Abu Shanab and two of his bodyguards were killed in an Israeli air strike on his car in central Gaza City, the group and eyewitnesses said.
The three died when an Israel F-16 swooped down on the city and fired a volley of rockets at Abu Shanab's station wagon, the office of Hamas spiritual leader, Sheikh Ahmad Yassin said according to Agence France-Presse (AFP)
Medical sources said 14 people were wounded, four of them seriously, in the air raid, which came after the Israeli government announced it would launch military reprisals after a bomb blast in occupied Jerusalem on Tuesday, August 19.
Hamas claimed responsibility for the blast in response to Israeli escalation of attacks against Palestinian-ruled areas and continued assassination and detention campaigns against Palestinian activists.
Israeli troops had earlier launched a rocket attack on a house in the southern West Bank city of Al-Khalil, killing Mohamed Al-Sedr, a local leader of the Islamic Jihad, triggering vows of revenge from the resistance group.
Israeli forces killed two Palestinians earlier on Thursday in fresh incursions into the West Bank cities of Nablus, Jenin and Tulkarem. They also injured six people and abducted several Palestinian activists during the incursions.
End Of Truce
In quick reaction to the assassination of Abu Shanab, Hamas officially declared an end to its ceasefire with Israel following the deadly Israeli attack on one of its senior political leaders, Ismail Haniyeh, senior Hamas official, said.
"The assassination of Abu Shanab is also the assassination of the ceasefire," Haniyeh said after the death of Abu Shanab.

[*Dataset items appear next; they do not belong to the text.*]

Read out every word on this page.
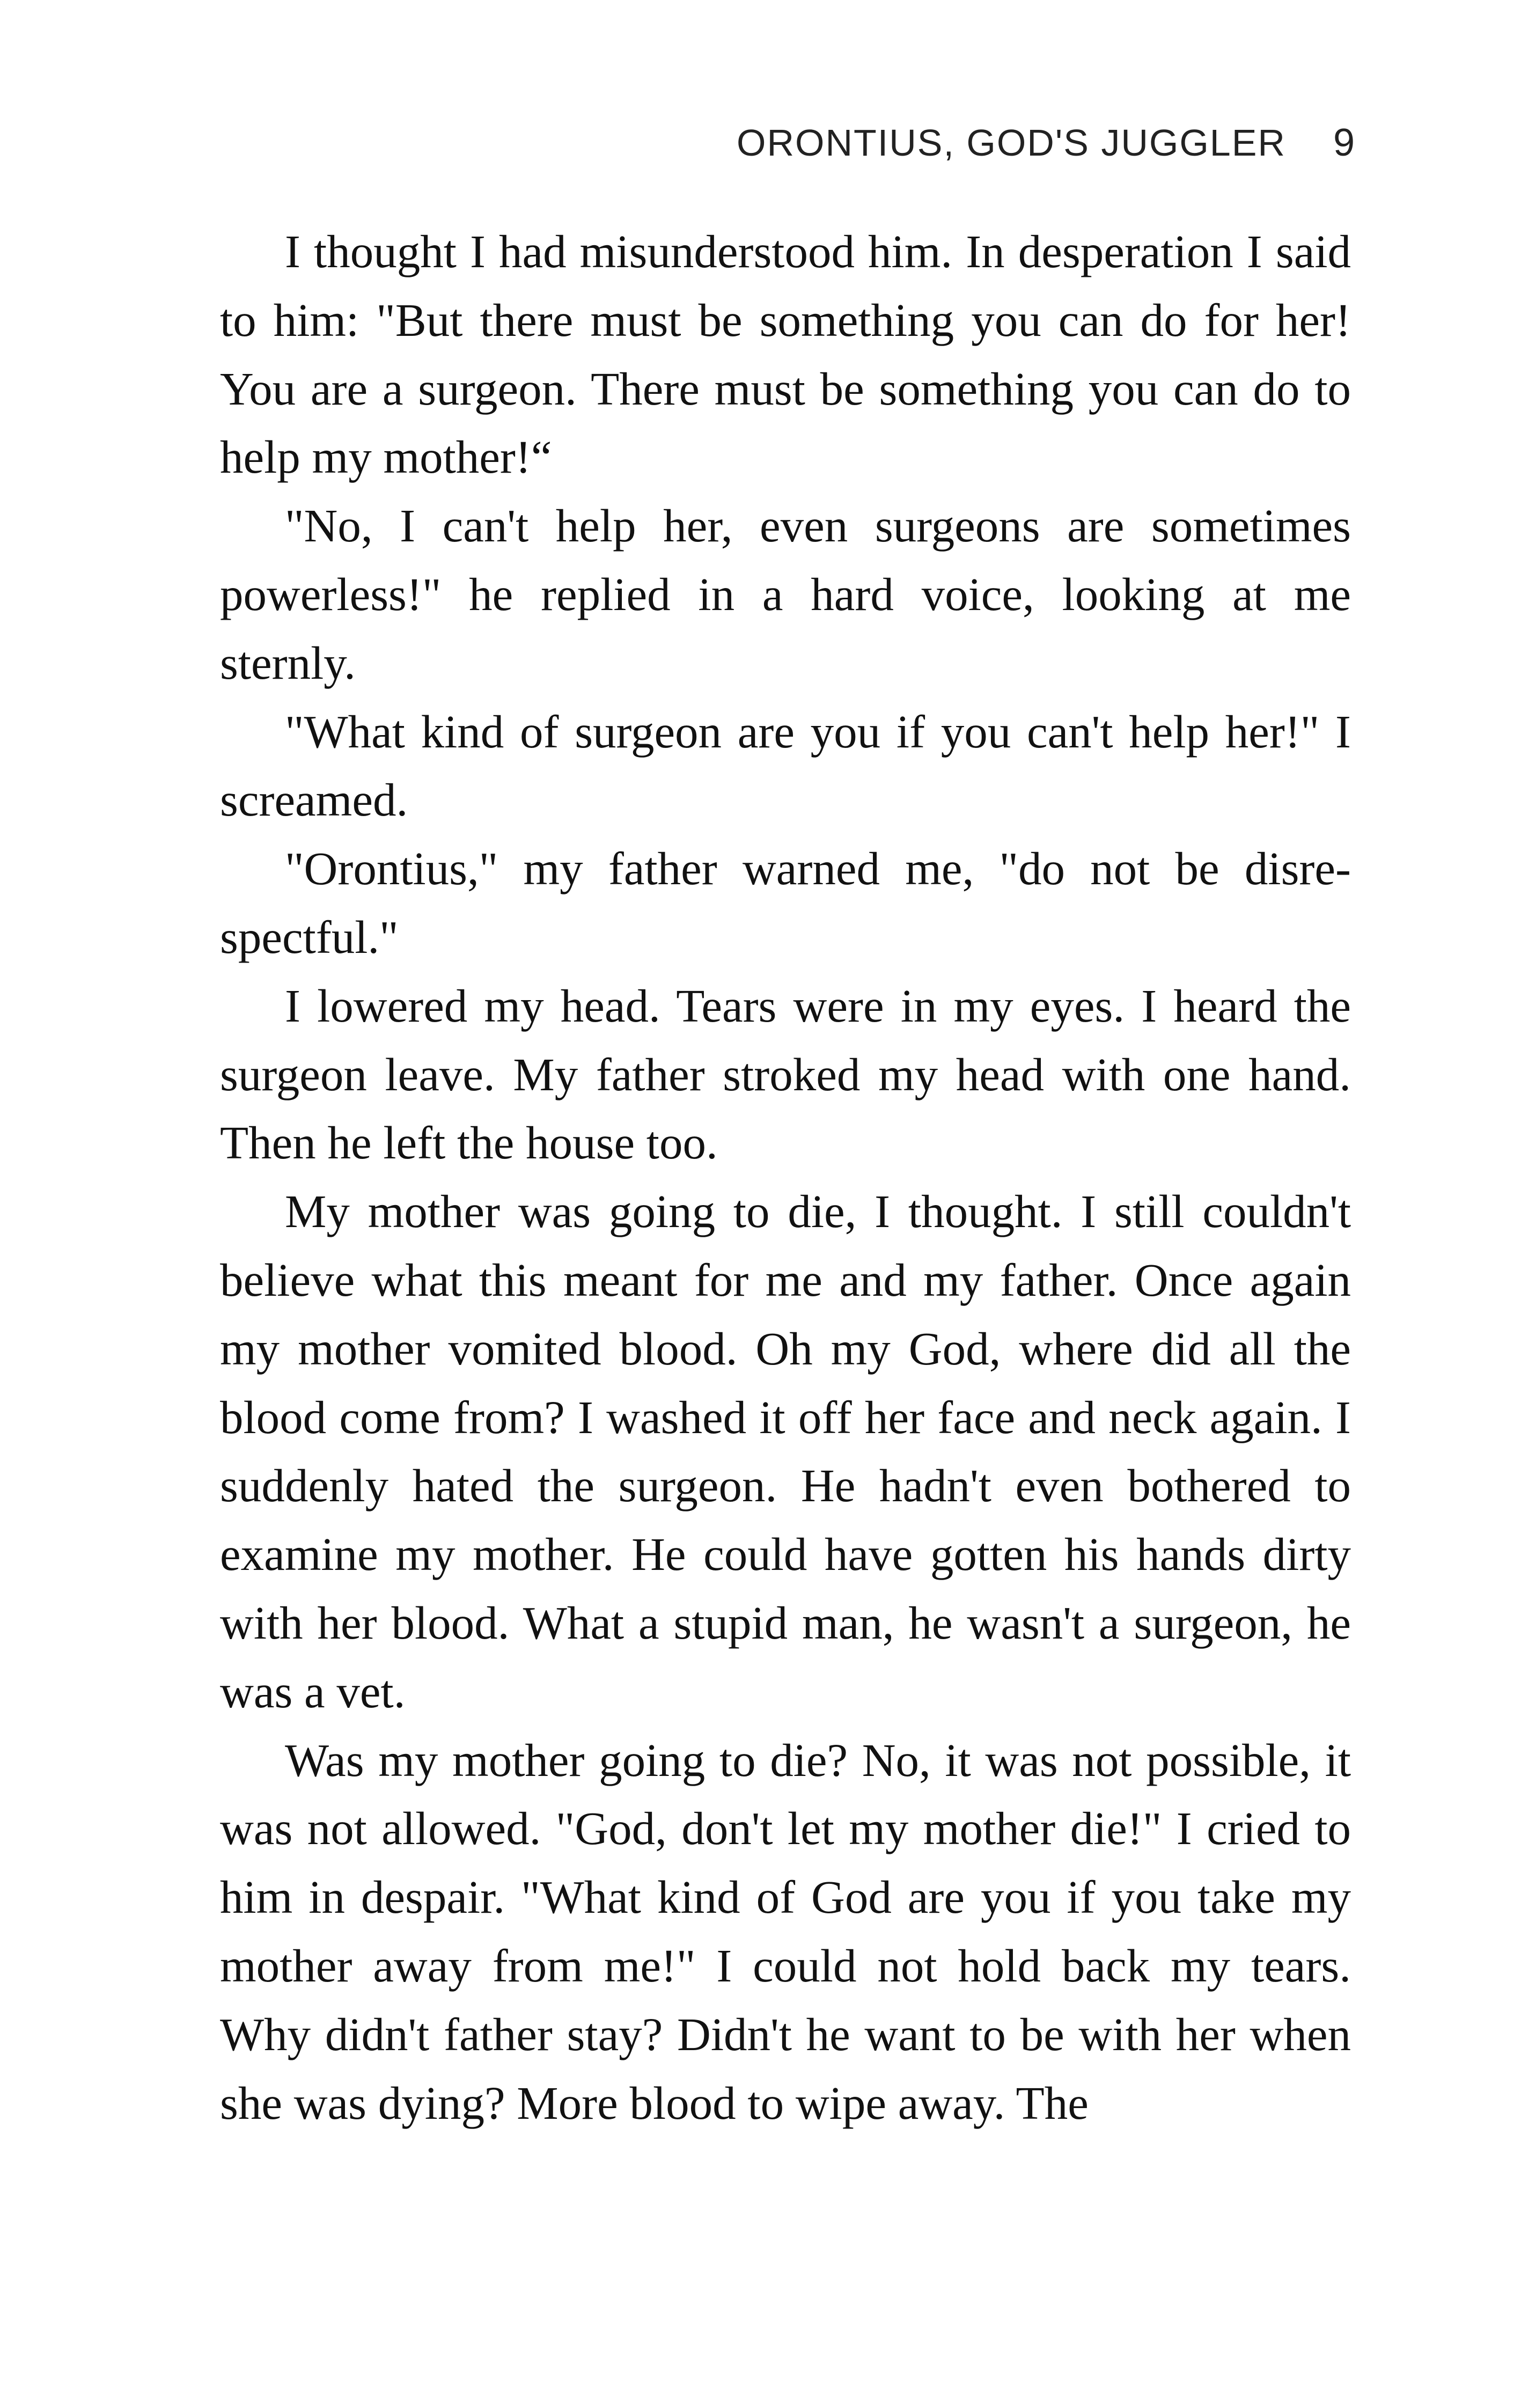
ORONTIUS, GOD'S JUGGLER 9

I thought I had misunderstood him. In desperation I said to him: "But there must be something you can do for her! You are a surgeon. There must be something you can do to help my mother!“

"No, I can't help her, even surgeons are sometimes powerless!" he replied in a hard voice, looking at me sternly.

"What kind of surgeon are you if you can't help her!" I screamed.

"Orontius," my father warned me, "do not be disrespectful."

I lowered my head. Tears were in my eyes. I heard the surgeon leave. My father stroked my head with one hand. Then he left the house too.

My mother was going to die, I thought. I still couldn't believe what this meant for me and my father. Once again my mother vomited blood. Oh my God, where did all the blood come from? I washed it off her face and neck again. I suddenly hated the surgeon. He hadn't even bothered to examine my mother. He could have gotten his hands dirty with her blood. What a stupid man, he wasn't a surgeon, he was a vet.

Was my mother going to die? No, it was not possible, it was not allowed. "God, don't let my mother die!" I cried to him in despair. "What kind of God are you if you take my mother away from me!" I could not hold back my tears. Why didn't father stay? Didn't he want to be with her when she was dying? More blood to wipe away. The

Speaking to IslamOnline.net, Haniyeh said that Israeli Prime Minister Ariel Sharon cherish the illusion that by killing Hamas leaders he would put an end to the Palestinian resistance.
"It is a new life for Hamas and for the Intifada and the resistance," he said, adding that days would prove that assassinating Hamas leaders "would pump new blood into the Palestinian people."
Haniyeh also demanded Palestinian Prime Minister Mahmmoud Abbas to step down if he insisted on eschew resistance.
"Abu Mazen (Abbas's nom de guerre) should, if he pursued this approach, leave his post and distance himself from the resistance," he said.
http://www.islamonline.net/English/News/2003-08/21/article03.shtml
Abu Shanab was born in Gaza city in 1950. He received his bachelor degree in civil engineering from the Egyptian Al-Mansoura University and master degree from a U.S. university. Before his death, he was a lecturer in the Gaza-based Islamic University.